One year that I ran the marathon I had a friend meet me at Mile 20. I don’t remember for certain but I think he used a bib from a previous year (like no one has thought of that right?) and he ran me in those last 6 miles. My gunner was awesome in that he was extremely positive and would not let me quit or slow down, thus making sure I got a new PR for the race.
Unfortunately, for safety and security, spectators will not be allowed to join a runner on the course as it winds through 29 Chicago neighborhoods. Undercover officers will be in the crowd and video surveillance will be used Source. I specifically emailed the following question to the Bank of America Chicago Marathon Q&A inbox:
Question: Is it possible for someone to run with someone along a portion of the race course? Say from Mile 20-25?
Response from BoA Chicago Marathon: Definitely not. There will be spotters this year looking to runners without the event issued bib.
I understand why it has to be this way , I — like many runners — just don’t like it. The risk-to-reward-ratio is entirely out of whack. Preventing someone from joining their friend on a 26 mile race course in order to thwart a potential terrorist is like locking one door while leaving all the windows of your house open to stop a thief; There are so many more options available to bad guys.

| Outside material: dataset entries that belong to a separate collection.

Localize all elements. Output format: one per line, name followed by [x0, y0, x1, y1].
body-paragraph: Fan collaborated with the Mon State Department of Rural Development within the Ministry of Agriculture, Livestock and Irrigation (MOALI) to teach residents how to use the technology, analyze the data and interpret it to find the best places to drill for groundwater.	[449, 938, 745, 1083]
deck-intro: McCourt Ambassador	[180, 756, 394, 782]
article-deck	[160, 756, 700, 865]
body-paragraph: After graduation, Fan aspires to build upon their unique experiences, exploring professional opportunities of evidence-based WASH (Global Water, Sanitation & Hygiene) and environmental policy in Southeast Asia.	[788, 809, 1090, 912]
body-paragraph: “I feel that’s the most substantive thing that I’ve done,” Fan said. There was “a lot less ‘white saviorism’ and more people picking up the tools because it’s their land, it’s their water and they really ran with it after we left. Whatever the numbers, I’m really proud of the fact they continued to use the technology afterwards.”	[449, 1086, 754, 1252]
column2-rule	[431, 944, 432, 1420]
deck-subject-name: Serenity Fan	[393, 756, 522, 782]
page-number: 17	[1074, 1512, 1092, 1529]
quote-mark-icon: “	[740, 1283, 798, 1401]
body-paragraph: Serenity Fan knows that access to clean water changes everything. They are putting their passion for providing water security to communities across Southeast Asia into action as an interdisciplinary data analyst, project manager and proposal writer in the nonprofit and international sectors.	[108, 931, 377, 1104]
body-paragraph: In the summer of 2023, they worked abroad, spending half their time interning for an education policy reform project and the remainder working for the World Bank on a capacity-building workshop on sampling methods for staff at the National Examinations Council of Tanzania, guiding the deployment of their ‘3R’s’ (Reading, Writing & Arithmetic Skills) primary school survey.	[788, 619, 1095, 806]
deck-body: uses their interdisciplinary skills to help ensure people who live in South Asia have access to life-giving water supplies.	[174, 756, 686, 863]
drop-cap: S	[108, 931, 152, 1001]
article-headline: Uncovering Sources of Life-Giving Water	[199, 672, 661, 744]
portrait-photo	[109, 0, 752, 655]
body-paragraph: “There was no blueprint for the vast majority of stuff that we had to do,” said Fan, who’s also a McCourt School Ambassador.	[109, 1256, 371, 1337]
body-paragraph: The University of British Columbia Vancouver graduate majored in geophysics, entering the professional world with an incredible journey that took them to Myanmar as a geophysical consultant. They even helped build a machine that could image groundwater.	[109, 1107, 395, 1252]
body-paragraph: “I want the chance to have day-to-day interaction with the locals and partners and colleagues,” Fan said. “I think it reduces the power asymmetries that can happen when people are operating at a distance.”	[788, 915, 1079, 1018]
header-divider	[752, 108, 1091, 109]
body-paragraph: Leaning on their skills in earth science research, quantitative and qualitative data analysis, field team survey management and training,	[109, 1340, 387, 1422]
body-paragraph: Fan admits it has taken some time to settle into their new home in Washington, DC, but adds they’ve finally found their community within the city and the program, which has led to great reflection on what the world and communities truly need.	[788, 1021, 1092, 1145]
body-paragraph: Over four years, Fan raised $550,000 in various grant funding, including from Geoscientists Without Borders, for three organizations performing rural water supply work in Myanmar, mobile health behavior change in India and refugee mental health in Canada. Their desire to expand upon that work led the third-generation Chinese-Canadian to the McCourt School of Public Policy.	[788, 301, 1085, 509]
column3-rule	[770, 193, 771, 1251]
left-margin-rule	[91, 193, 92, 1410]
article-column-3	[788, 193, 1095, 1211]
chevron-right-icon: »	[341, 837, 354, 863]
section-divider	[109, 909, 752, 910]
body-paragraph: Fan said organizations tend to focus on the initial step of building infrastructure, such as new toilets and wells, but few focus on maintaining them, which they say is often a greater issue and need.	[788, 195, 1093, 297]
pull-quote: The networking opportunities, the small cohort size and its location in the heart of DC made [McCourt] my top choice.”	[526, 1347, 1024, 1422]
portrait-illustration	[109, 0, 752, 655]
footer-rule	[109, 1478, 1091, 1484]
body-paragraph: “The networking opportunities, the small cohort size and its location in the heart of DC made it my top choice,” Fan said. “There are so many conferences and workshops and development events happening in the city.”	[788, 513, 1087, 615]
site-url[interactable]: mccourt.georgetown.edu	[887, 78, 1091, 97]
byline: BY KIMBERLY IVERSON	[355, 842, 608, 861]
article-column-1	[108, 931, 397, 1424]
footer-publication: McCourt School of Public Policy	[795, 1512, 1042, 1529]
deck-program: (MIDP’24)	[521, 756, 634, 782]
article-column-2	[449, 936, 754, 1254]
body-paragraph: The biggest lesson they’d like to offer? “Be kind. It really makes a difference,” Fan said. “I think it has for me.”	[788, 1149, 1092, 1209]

Time for a Marathon Bib Transfer Program
Several of my friends registered for the Chicago Marathon and now for various reasons, cannot participate. Some are injured or ill, some are undertrained, some have physically relocated. When I ran my first marathon in 1998, you could wait to sign up until the month before the race to determine if you were really to run. By then you would have completed at least one 20 mile run and if you felt it wasn’t going to happen you were not out race fees. A few years later, the race started closing earlier and earlier. Today you have to register while there is still snow on the ground and hope you can get in.
Basically there is a big commitment of time, energy and resources for a person to train for a marathon, and it stinks if Life comes along and throws a wrench into your monkey that prevents you from running it. The Chicago Marathon’s official stance is that you cannot trade or transfer your bib and there is no deferral option. The dubious reason given is for insurance purposes. Apparently if something happens to you while you’re running under someone else’s name, you wouldn’t be covered by the insurance policy and I suppose technically the waiver “you” signed wouldn’t apply.
It’s an unfortunate situation especially since the entry fee is almost $200 these days. Which means people are gonna do it anyway. The risk of getting caught is low and the desire to recover at least some of your money usually outweighs any moral dilemmas.
The Powers-That-Be at the Chicago Marathon should really just accept it and come up with a system to transfer or defer your entry. They could charge a modest fee and impose a limit such as must be done at least 30 days before the marathon and limited to 500 people. I’m certain the technology exists since the New York Marathon use to let you defer and other races allow you to switch from one event to another.
However, just like the Cubs will probably never have to worry about attendance, the Chicago Marathon will never have to appease the average runner as long as it keeps attracting the elite world record changers. It’s a shame because the Chicago Marathon is an otherwise World Class event that falls short in this one “user-friendly” area. A- Cary Pinkowski.
And with all the concern for security, this supports my point. The spotters may be able to pick out someone jumping in from the crowd but they are never going to be able to tell if someone is an original registered participant or someone who bought a bib on Craigslist last minute. Which makes all the more case for implementing a bib Transfer System. Today, the risk of getting caught is low and the reward — injured participant getting their money back and person who missed registration getting to run the race — is high.
If there were a nominal fee for transferring your Bib, I think most people would pay it if it meant 1) registered participants who couldn’t run get most of their money back and 2) people who didn’t get to register get a chance to run Chicago. And if you let them defer for a year, that’s even fewer potential bandits.
It’s obviously too late to implement this year, but the Powers-That-Be at the Chicago Marathon should consider this for future marathons.